Mulai 1 Februari, Sri Mulyani Pungut Pajak Pulsa hingga Token Listrik

Menteri Keuangan Sri Mulyani Indrawati mengeluarkan beleid terkait pajak penjualan pulsa dan token listrik

BUKAMATA - Kementerian Keuangan akan mengenakan Pajak Penjualan Nilai (PPN) atas pembelian pulsa hingga token listrik.

Kebijakan itu tertuang dalam Peraturan Menteri Keuangan Nomor 3 Tahun 2021 tentang Penghitungan dan Pemungutan Pajak Pertambahan Nilai Serta Pajak Penghasilan Atas Penyerahan Penghasilan Sehubungan dengan Penjualan Pulsa, Kartu Perdana, Token, dan Voucer.

"Bahwa kegiatan pemungutan Pajak Pertambahan Nilai dan Pajak Penghasilan atas pulsa, kartu perdana, token, dan voucher, perlu mendapat kepastian hukum. Untuk menyederhanakan administrasi dan mekanisme pemungutan pajak pertambahan nilai atas penyerahan pulsa oleh penyelenggara distribusi pulsa," tulis aturan tersebut.

Dalam Pasal 13 ayat 1 beleid yang diteken Sri Mulyani pada 22 Januari 2021 lalu, besaran pajak dihitung dengan mengalikan tarif PPn 10 persen dengan dasar pengenaan pajak. Peraturan tersebut berlaku mulai 1 Februari 2021 ini.

Adapun dalam Pasal 13 ayat 2 disebutkan dasar pengenaan pajak adalah harga jual yang besarannya sama dengan nilai pembayaran yang ditagih oleh pengusaha penyelenggara jasa telekomunikasi atau penyelenggara distribusi.

Dalam beleid aturan tersebut, disebutkan bahwa pemungut PPh melakukan pemungutan pajak sebesar 0,5% dari nilai yang ditagih oleh penyelenggara distribusi tingkat kedua dan tingkat selanjutnya. Lalu dari harga jual atas penjualan kepada pelanggan telekomunikasi secara langsung.
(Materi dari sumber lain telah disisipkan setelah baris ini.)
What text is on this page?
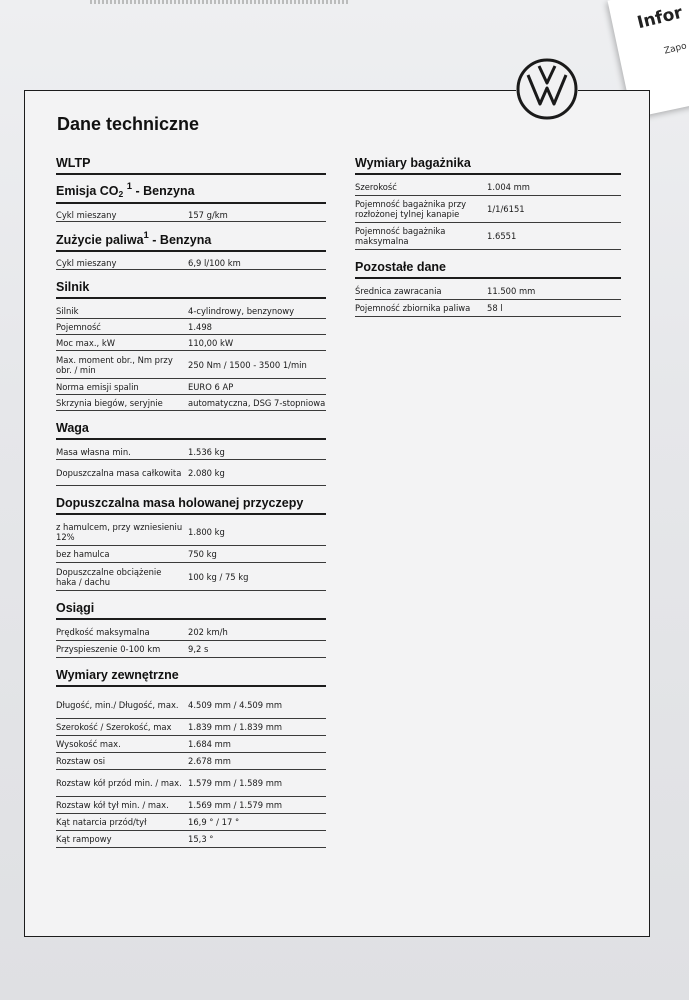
Infor
Zapo
Dane techniczne
WLTP
Emisja $CO_2$ $^1$ - Benzyna
Cykl mieszany	157 g/km
Zużycie paliwa$^1$ - Benzyna
Cykl mieszany	6,9 l/100 km
Silnik
Silnik	4-cylindrowy, benzynowy
Pojemność	1.498
Moc max., kW	110,00 kW
Max. moment obr., Nm przy obr. / min	250 Nm / 1500 - 3500 1/min
Norma emisji spalin	EURO 6 AP
Skrzynia biegów, seryjnie	automatyczna, DSG 7-stopniowa
Waga
Masa własna min.	1.536 kg
Dopuszczalna masa całkowita 2.080 kg
Dopuszczalna masa holowanej przyczepy
z hamulcem, przy wzniesieniu 12%	1.800 kg
bez hamulca	750 kg
Dopuszczalne obciążenie haka / dachu	100 kg / 75 kg
Osiągi
Prędkość maksymalna	202 km/h
Przyspieszenie 0-100 km	9,2 s
Wymiary zewnętrzne
Długość, min./ Długość, max.	4.509 mm / 4.509 mm
Szerokość / Szerokość, max	1.839 mm / 1.839 mm
Wysokość max.	1.684 mm
Rozstaw osi	2.678 mm
Rozstaw kół przód min. / max. 1.579 mm / 1.589 mm
Rozstaw kół tył min. / max.	1.569 mm / 1.579 mm
Kąt natarcia przód/tył	16,9 ° / 17 °
Kąt rampowy	15,3 °
Wymiary bagażnika
Szerokość	1.004 mm
Pojemność bagażnika przy rozłożonej tylnej kanapie	1/1/6151
Pojemność bagażnika maksymalna	1.6551
Pozostałe dane
Średnica zawracania	11.500 mm
Pojemność zbiornika paliwa	58 l
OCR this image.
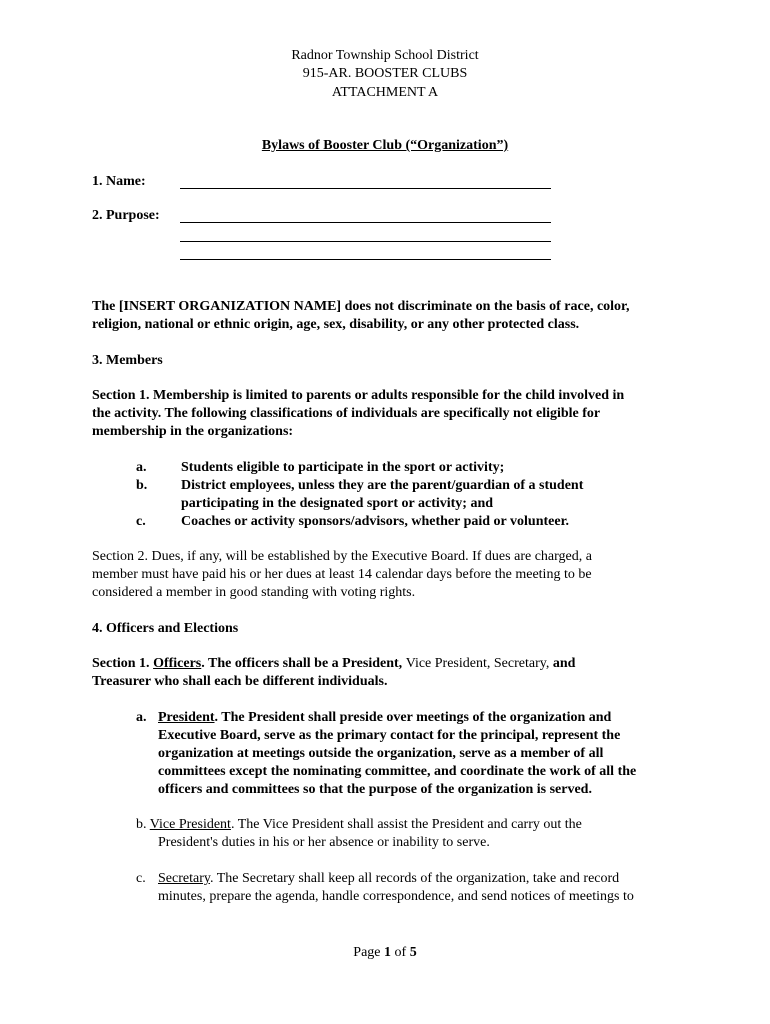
Radnor Township School District
915-AR. BOOSTER CLUBS
ATTACHMENT A
Bylaws of Booster Club (“Organization”)
1. Name:
2. Purpose:
The [INSERT ORGANIZATION NAME] does not discriminate on the basis of race, color,
religion, national or ethnic origin, age, sex, disability, or any other protected class.
3. Members
Section 1. Membership is limited to parents or adults responsible for the child involved in
the activity. The following classifications of individuals are specifically not eligible for
membership in the organizations:
a. Students eligible to participate in the sport or activity;
b. District employees, unless they are the parent/guardian of a student
participating in the designated sport or activity; and
c.	Coaches or activity sponsors/advisors, whether paid or volunteer.
Section 2. Dues, if any, will be established by the Executive Board. If dues are charged, a
member must have paid his or her dues at least 14 calendar days before the meeting to be
considered a member in good standing with voting rights.
4. Officers and Elections
Section 1. Officers. The officers shall be a President, Vice President, Secretary, and
Treasurer who shall each be different individuals.
a. President. The President shall preside over meetings of the organization and
Executive Board, serve as the primary contact for the principal, represent the
organization at meetings outside the organization, serve as a member of all
committees except the nominating committee, and coordinate the work of all the
officers and committees so that the purpose of the organization is served.
b. Vice President. The Vice President shall assist the President and carry out the
President's duties in his or her absence or inability to serve.
c. Secretary. The Secretary shall keep all records of the organization, take and record
minutes, prepare the agenda, handle correspondence, and send notices of meetings to
Page 1 of 5
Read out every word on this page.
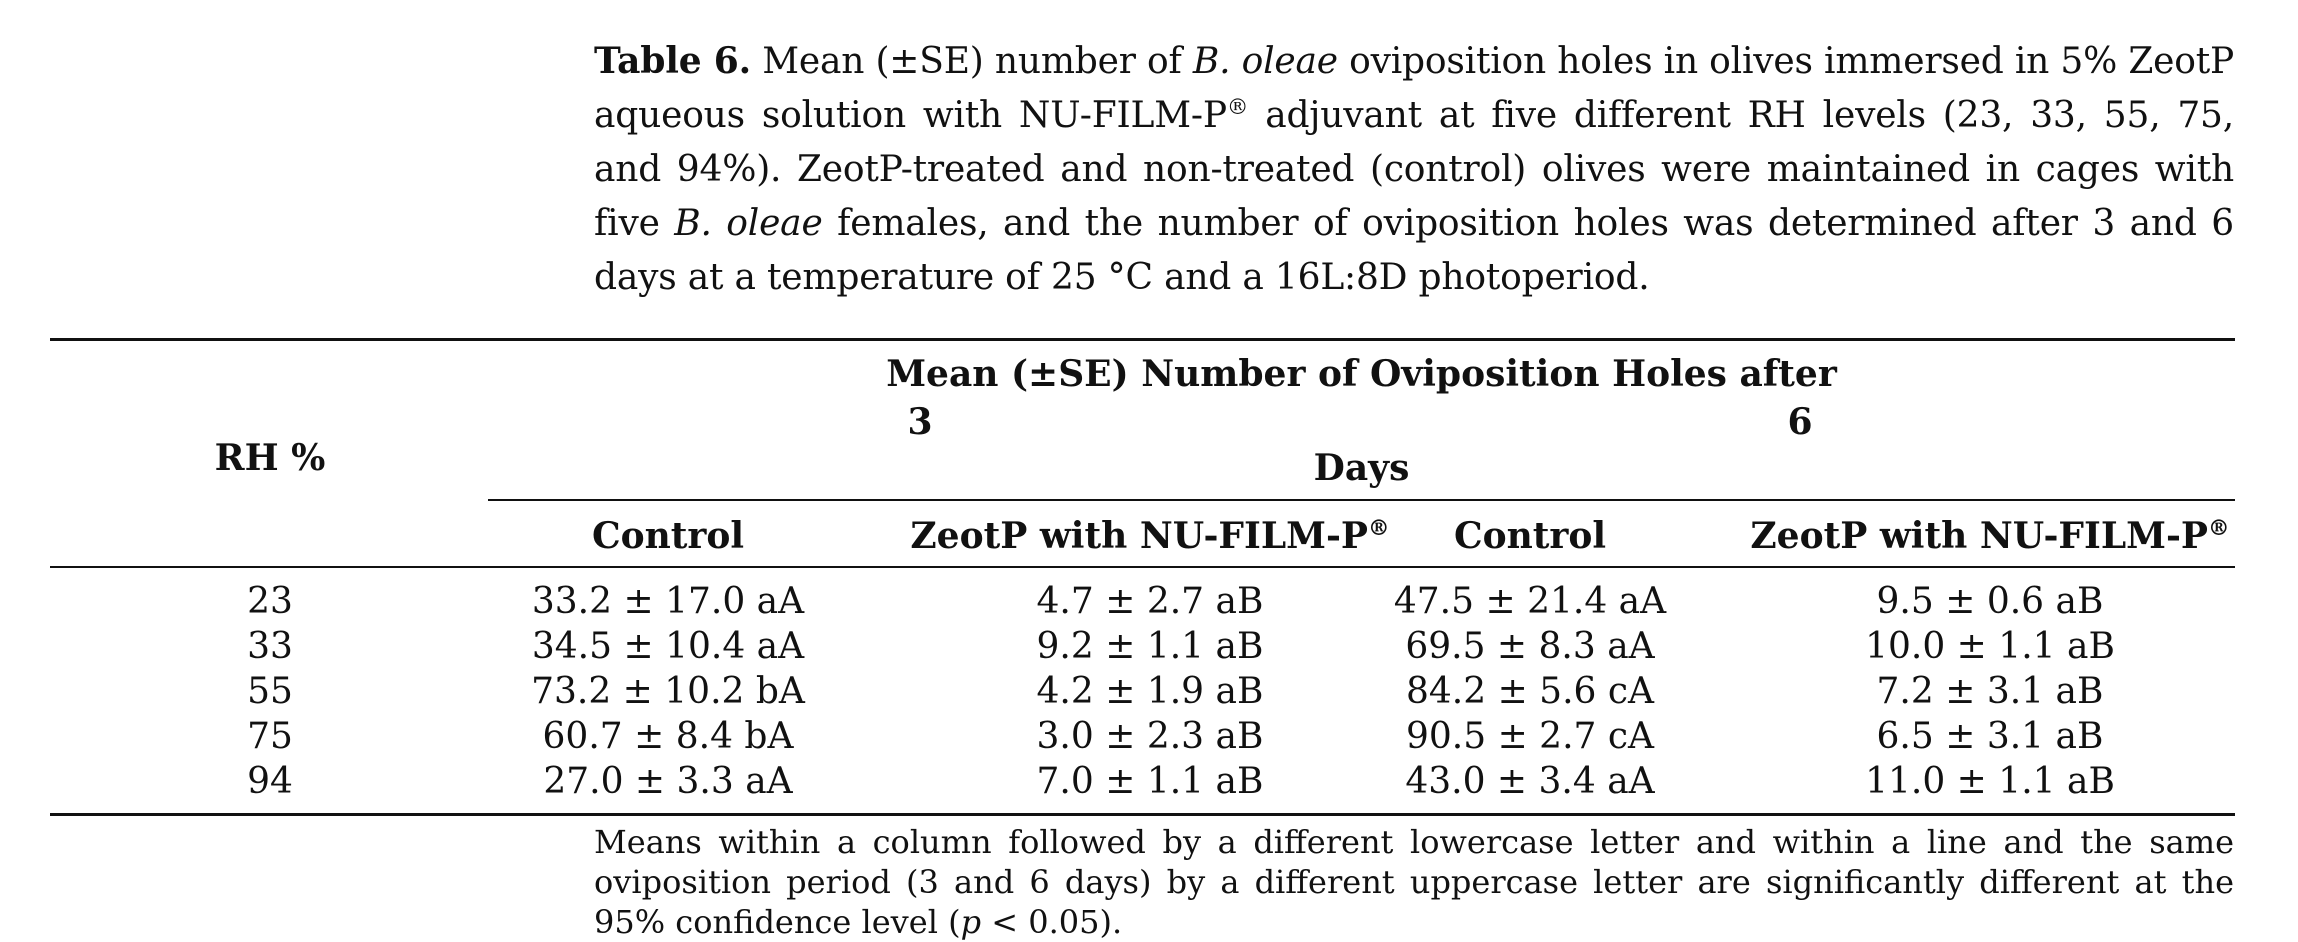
Table 6. Mean (±SE) number of B. oleae oviposition holes in olives immersed in 5% ZeotP aqueous solution with NU-FILM-P® adjuvant at five different RH levels (23, 33, 55, 75, and 94%). ZeotP-treated and non-treated (control) olives were maintained in cages with five B. oleae females, and the number of oviposition holes was determined after 3 and 6 days at a temperature of 25 °C and a 16L:8D photoperiod.
RH %
Mean (±SE) Number of Oviposition Holes after
3	6
Days
Control	ZeotP with NU-FILM-P®	Control	ZeotP with NU-FILM-P®
23	33.2 ± 17.0 aA	4.7 ± 2.7 aB	47.5 ± 21.4 aA	9.5 ± 0.6 aB
33	34.5 ± 10.4 aA	9.2 ± 1.1 aB	69.5 ± 8.3 aA	10.0 ± 1.1 aB
55	73.2 ± 10.2 bA	4.2 ± 1.9 aB	84.2 ± 5.6 cA	7.2 ± 3.1 aB
75	60.7 ± 8.4 bA	3.0 ± 2.3 aB	90.5 ± 2.7 cA	6.5 ± 3.1 aB
94	27.0 ± 3.3 aA	7.0 ± 1.1 aB	43.0 ± 3.4 aA	11.0 ± 1.1 aB
Means within a column followed by a different lowercase letter and within a line and the same oviposition period (3 and 6 days) by a different uppercase letter are significantly different at the 95% confidence level (p < 0.05).
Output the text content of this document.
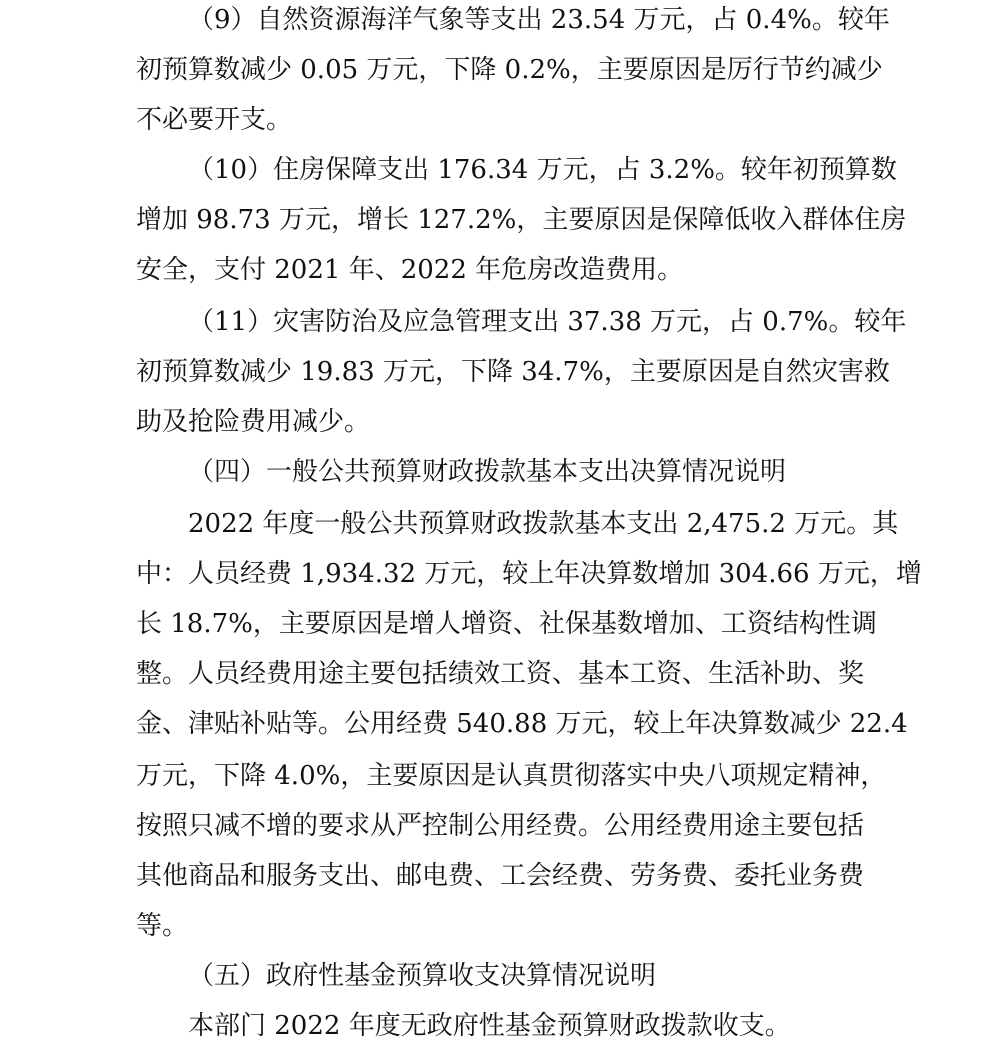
（9）自然资源海洋气象等支出 23.54 万元，占 0.4%。较年
初预算数减少 0.05 万元，下降 0.2%，主要原因是厉行节约减少
不必要开支。
（10）住房保障支出 176.34 万元，占 3.2%。较年初预算数
增加 98.73 万元，增长 127.2%，主要原因是保障低收入群体住房
安全，支付 2021 年、2022 年危房改造费用。
（11）灾害防治及应急管理支出 37.38 万元，占 0.7%。较年
初预算数减少 19.83 万元，下降 34.7%，主要原因是自然灾害救
助及抢险费用减少。
（四）一般公共预算财政拨款基本支出决算情况说明
2022 年度一般公共预算财政拨款基本支出 2,475.2 万元。其
中：人员经费 1,934.32 万元，较上年决算数增加 304.66 万元，增
长 18.7%，主要原因是增人增资、社保基数增加、工资结构性调
整。人员经费用途主要包括绩效工资、基本工资、生活补助、奖
金、津贴补贴等。公用经费 540.88 万元，较上年决算数减少 22.4
万元，下降 4.0%，主要原因是认真贯彻落实中央八项规定精神，
按照只减不增的要求从严控制公用经费。公用经费用途主要包括
其他商品和服务支出、邮电费、工会经费、劳务费、委托业务费
等。
（五）政府性基金预算收支决算情况说明
本部门 2022 年度无政府性基金预算财政拨款收支。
Jika wajib pajak (WP) yang dipungut PPh Pasal 22 tidak memiliki Nomor Pokok Wajib Pajak (NPWP), besaran tarif yang dipungut akan lebih tinggi 100% dari tarif yang diberlakukan yaitu 0,5%.

Terlepas dari itu, pungutan pajak tidak berlaku kepada penyelenggara distribusi atau pelanggan yang merupakan wajib pajak bank, atau telah memiliki dan menyerahkan fotokopi surat keterangan PPh berdasarkan PP Nomor 23 Tahun 2018 dan telah terkonfirmasi kebenarannya dalam sistem informasi Direktorat Jenderal Pajak (DJP).

Direktur Penyuluhan, Pelayanan, dan Hubungan Masyarakat, Direktorat Jenderal Pajak Kementerian Keuangan, Hestu Yoga Saksama mengatakan, beleid tak berisi soal ketentuan baru mengenai pemungutan PPN atas pulsa, kartu perdana, token dan voucer.

"Pulsa itu selama ini sudah terutang PPN. Jadi bukan hal yang baru. Jasa telekomunikasi itu kita dapat PPN dari situ besar, loh. Dari Telkomsel, Indosat dan lain-lain. Itu sudah masuk (PPN-nya)," ungkap Hestu.

Menurutnya, aturan tersebut diterbitkan untuk memberikan kemudahan bagi pengusaha kena pajak (PKP) yang menjadi pengecer pulsa. Sebab mereka tak perlu lagi memungut PPN dari konsumen.

"Sekarang ini dengan ada PMK itu, jalur pengenaan PPN-nya itu hanya dibatasi sampai dengan distributor tingkat 2, jadi pengecer tidak tarik PPN dari konsumen," tuturnya.

Distributor tingkat dua tersebut, jelas Yoga, adalah pembeli pulsa dari pedagang besar atau distributor tingkat pertama yang pelanggannya adalah pengecer.

"Jadi ini kan ada banyak jalur nih. Dari perusahaan telekomunikasi yang memproduksi pulsa, kemudian ke distributor utama atau distributor besar misalnya. Berikutnya, baru kemudian ke distributor tingkat dua, pengencer baru sampai ke customer. Selama ini aturan setiap rantai itu harus memungut PPN," tegasnya.